This bit of news runs on from my last post about Pakistan blocking Facebook and provides yet another reason that fair minded ordinary people are being forced to use anonymous surfing programs if they want to surf the web without interference.
It’s yet again part censorship but mostly the technical limitations of how the internet feed to a country can be restricted using blunt methods. The Telecommunications Communication Presidency (TIB) in Turkey have asked the ISPs to filter IP addresses that are associated with YouTube. Now YouTube was actually blocked in Turkey sometime ago, using a clumsy combination of my least favorite censorship method of DNS poisoning (mainly because it’s hopeless and anyone can bypass it) and the slightly more effective IP address blocking.
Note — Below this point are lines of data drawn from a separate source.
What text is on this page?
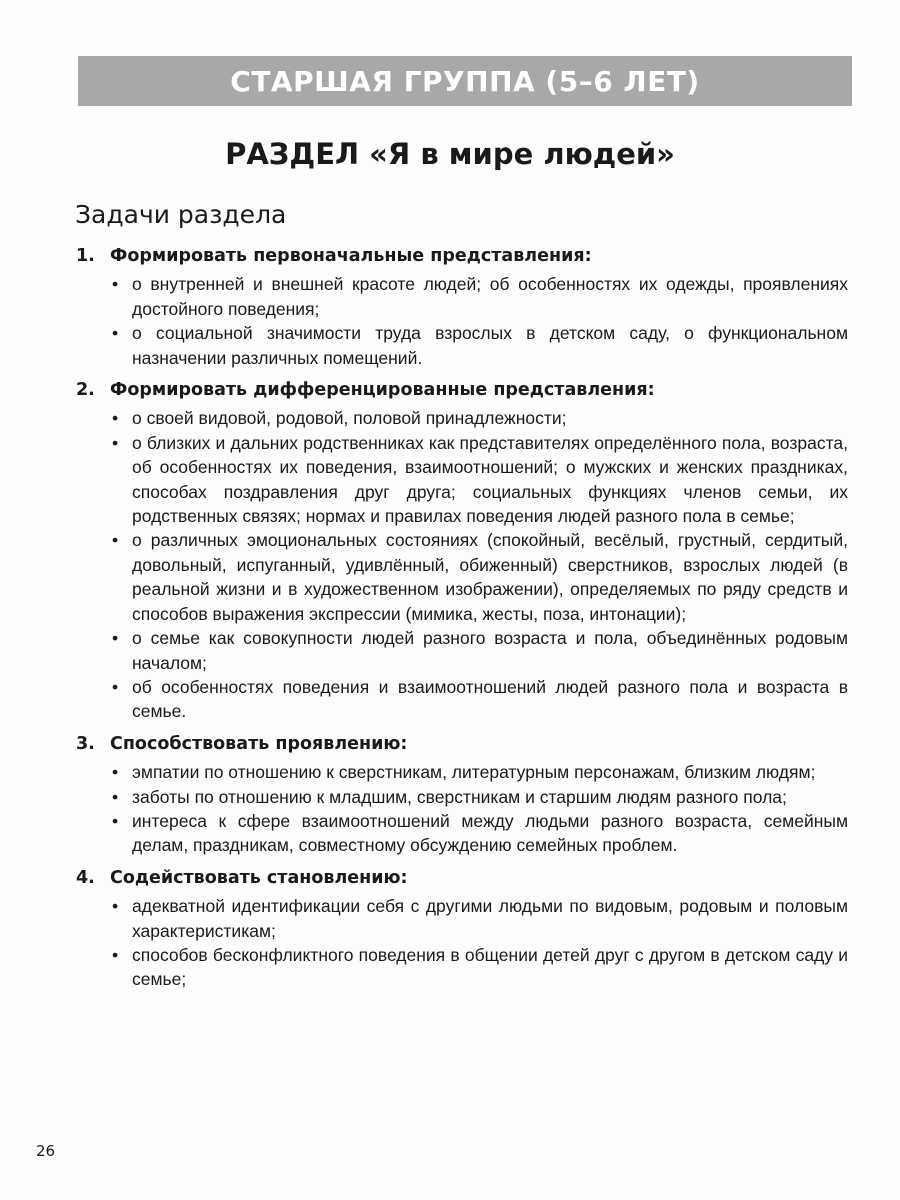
СТАРШАЯ ГРУППА (5–6 ЛЕТ)
РАЗДЕЛ «Я в мире людей»
Задачи раздела
1. Формировать первоначальные представления:
• о внутренней и внешней красоте людей; об особенностях их одежды, проявлениях достойного поведения;
• о социальной значимости труда взрослых в детском саду, о функциональном назначении различных помещений.
2. Формировать дифференцированные представления:
• о своей видовой, родовой, половой принадлежности;
• о близких и дальних родственниках как представителях определённого пола, возраста, об особенностях их поведения, взаимоотношений; о мужских и женских праздниках, способах поздравления друг друга; социальных функциях членов семьи, их родственных связях; нормах и правилах поведения людей разного пола в семье;
• о различных эмоциональных состояниях (спокойный, весёлый, грустный, сердитый, довольный, испуганный, удивлённый, обиженный) сверстников, взрослых людей (в реальной жизни и в художественном изображении), определяемых по ряду средств и способов выражения экспрессии (мимика, жесты, поза, интонации);
• о семье как совокупности людей разного возраста и пола, объединённых родовым началом;
• об особенностях поведения и взаимоотношений людей разного пола и возраста в семье.
3. Способствовать проявлению:
• эмпатии по отношению к сверстникам, литературным персонажам, близким людям;
• заботы по отношению к младшим, сверстникам и старшим людям разного пола;
• интереса к сфере взаимоотношений между людьми разного возраста, семейным делам, праздникам, совместному обсуждению семейных проблем.
4. Содействовать становлению:
• адекватной идентификации себя с другими людьми по видовым, родовым и половым характеристикам;
• способов бесконфликтного поведения в общении детей друг с другом в детском саду и семье;
26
But it seems that wasn’t enough and they suspect that other IP addresses associated with YouTube represent a risk to whatever they’re trying to protect Turkish citizens from.
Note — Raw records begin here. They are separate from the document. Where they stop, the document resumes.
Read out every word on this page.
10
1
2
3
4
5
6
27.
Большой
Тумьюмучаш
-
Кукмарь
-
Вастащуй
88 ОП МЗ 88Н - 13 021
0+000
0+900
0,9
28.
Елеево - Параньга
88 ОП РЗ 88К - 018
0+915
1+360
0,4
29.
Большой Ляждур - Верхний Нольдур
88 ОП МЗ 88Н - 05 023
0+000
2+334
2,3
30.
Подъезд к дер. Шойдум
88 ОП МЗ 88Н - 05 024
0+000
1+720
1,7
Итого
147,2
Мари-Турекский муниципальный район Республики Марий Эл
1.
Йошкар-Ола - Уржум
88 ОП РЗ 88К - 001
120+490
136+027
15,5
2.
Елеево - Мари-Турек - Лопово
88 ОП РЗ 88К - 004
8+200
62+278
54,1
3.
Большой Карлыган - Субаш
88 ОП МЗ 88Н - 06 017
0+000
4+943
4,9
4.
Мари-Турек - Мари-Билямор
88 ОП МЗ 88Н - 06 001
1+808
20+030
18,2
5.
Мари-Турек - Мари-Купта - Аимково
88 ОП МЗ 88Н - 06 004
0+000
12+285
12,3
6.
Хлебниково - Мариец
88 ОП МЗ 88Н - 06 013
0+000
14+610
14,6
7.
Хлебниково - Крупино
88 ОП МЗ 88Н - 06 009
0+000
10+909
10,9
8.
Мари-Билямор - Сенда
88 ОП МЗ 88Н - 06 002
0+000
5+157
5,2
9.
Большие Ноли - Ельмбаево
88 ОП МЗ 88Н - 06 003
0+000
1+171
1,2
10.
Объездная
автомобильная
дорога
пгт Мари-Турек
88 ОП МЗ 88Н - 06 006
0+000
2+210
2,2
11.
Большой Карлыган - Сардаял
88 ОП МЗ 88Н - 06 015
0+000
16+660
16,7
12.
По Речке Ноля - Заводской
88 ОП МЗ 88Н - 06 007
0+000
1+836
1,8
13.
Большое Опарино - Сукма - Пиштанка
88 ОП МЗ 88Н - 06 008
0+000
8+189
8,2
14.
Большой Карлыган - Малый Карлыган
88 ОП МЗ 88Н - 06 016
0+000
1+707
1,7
Of course the problem is that these IP addresses happen to owned by Google the owners of YouTube, who actually run quite a few different applications that people use worldwide. You may use them yourself – application like Google Earth, Chrome Web browser, Google Analytics, Google webmail, Google Webmaster tools and Google Docs to name just a few. So what it is the problem with this? Well despite what the TIB believe a web site is not hosted on a single web server in a particular datacenter with a specific IP address. Services, applications and web sites are distributed across thousands of servers in datacenters across the world.
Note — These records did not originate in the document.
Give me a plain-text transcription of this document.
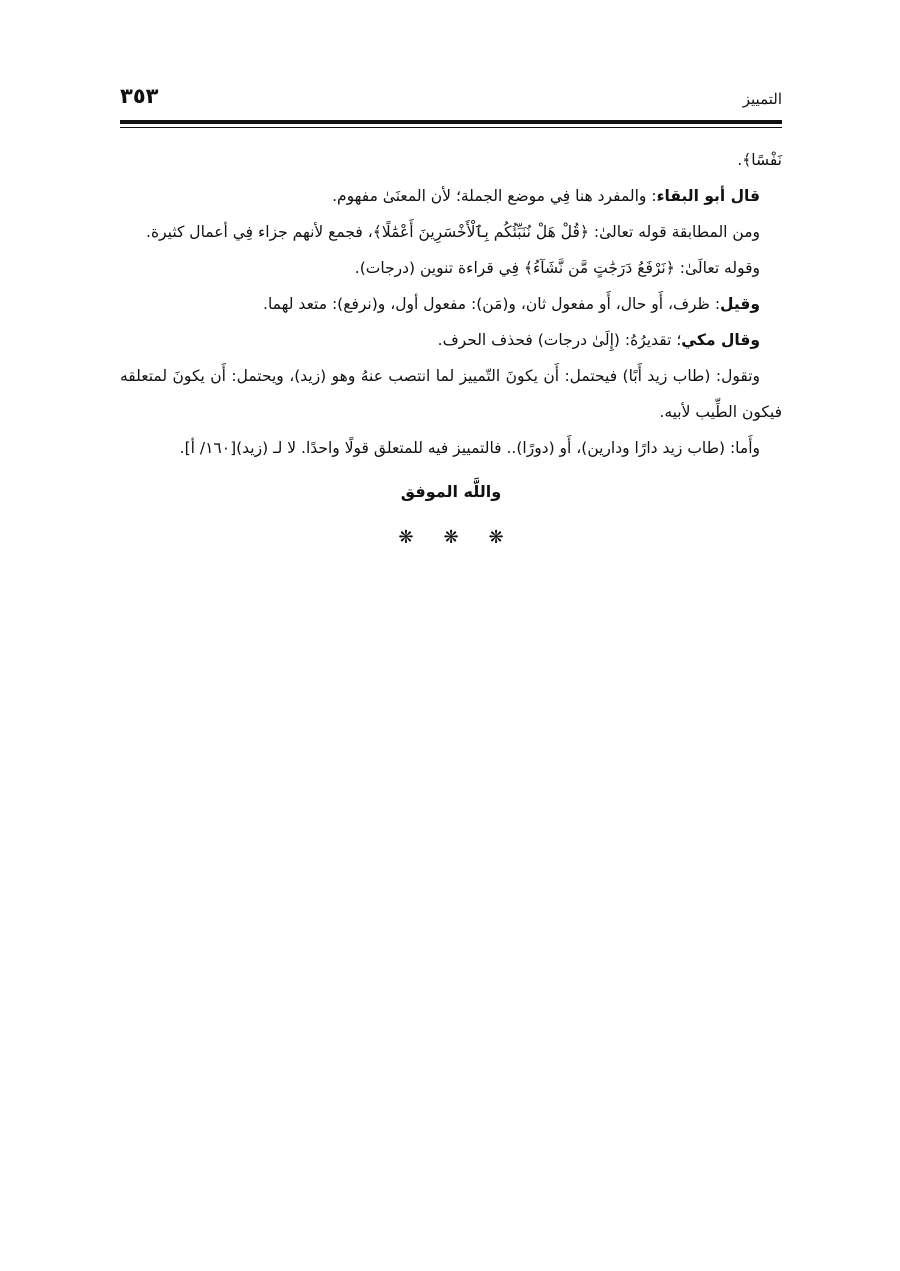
التمييز
٣٥٣

نَفْسًا﴾.

قال أبو البقاء: والمفرد هنا فِي موضع الجملة؛ لأن المعنَىٰ مفهوم.

ومن المطابقة قوله تعالىٰ: ﴿قُلْ هَلْ نُنَبِّئُكُم بِٱلْأَخْسَرِينَ أَعْمَٰلًا﴾، فجمع لأنهم جزاء فِي أعمال كثيرة.

وقوله تعالَىٰ: ﴿نَرْفَعُ دَرَجَٰتٍ مَّن نَّشَآءُ﴾ فِي قراءة تنوين (درجات).

وقيل: ظرف، أَو حال، أَو مفعول ثان، و(مَن): مفعول أول، و(نرفع): متعد لهما.

وقال مكي؛ تقديرُهُ: (إِلَىٰ درجات) فحذف الحرف.

وتقول: (طاب زيد أَبًا) فيحتمل: أَن يكونَ التّمييز لما انتصب عنهُ وهو (زيد)، ويحتمل: أَن يكونَ لمتعلقه فيكون الطِّيب لأبيه.

وأَما: (طاب زيد دارًا ودارين)، أَو (دورًا).. فالتمييز فيه للمتعلق قولًا واحدًا. لا لـ (زيد)[١٦٠/ أ].

واللَّه الموفق
❋ ❋ ❋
The Turkish Journalists Association have also joined in the criticism calling the ban “a restriction of freedom of communication”. Now it’s pretty certain that the Turkish Government didn’t mean to end up banning a load of Web 2.0 functions and analytical tools – but it does illustrate how ridiculous this pantomime filtering is. ISPs are being ordered to block IP addresses on barely more than a whim, an IP address that can be reassigned in minutes from a hard core porn site to a web site about knitting. Yes, I’m afraid it’s that stupid.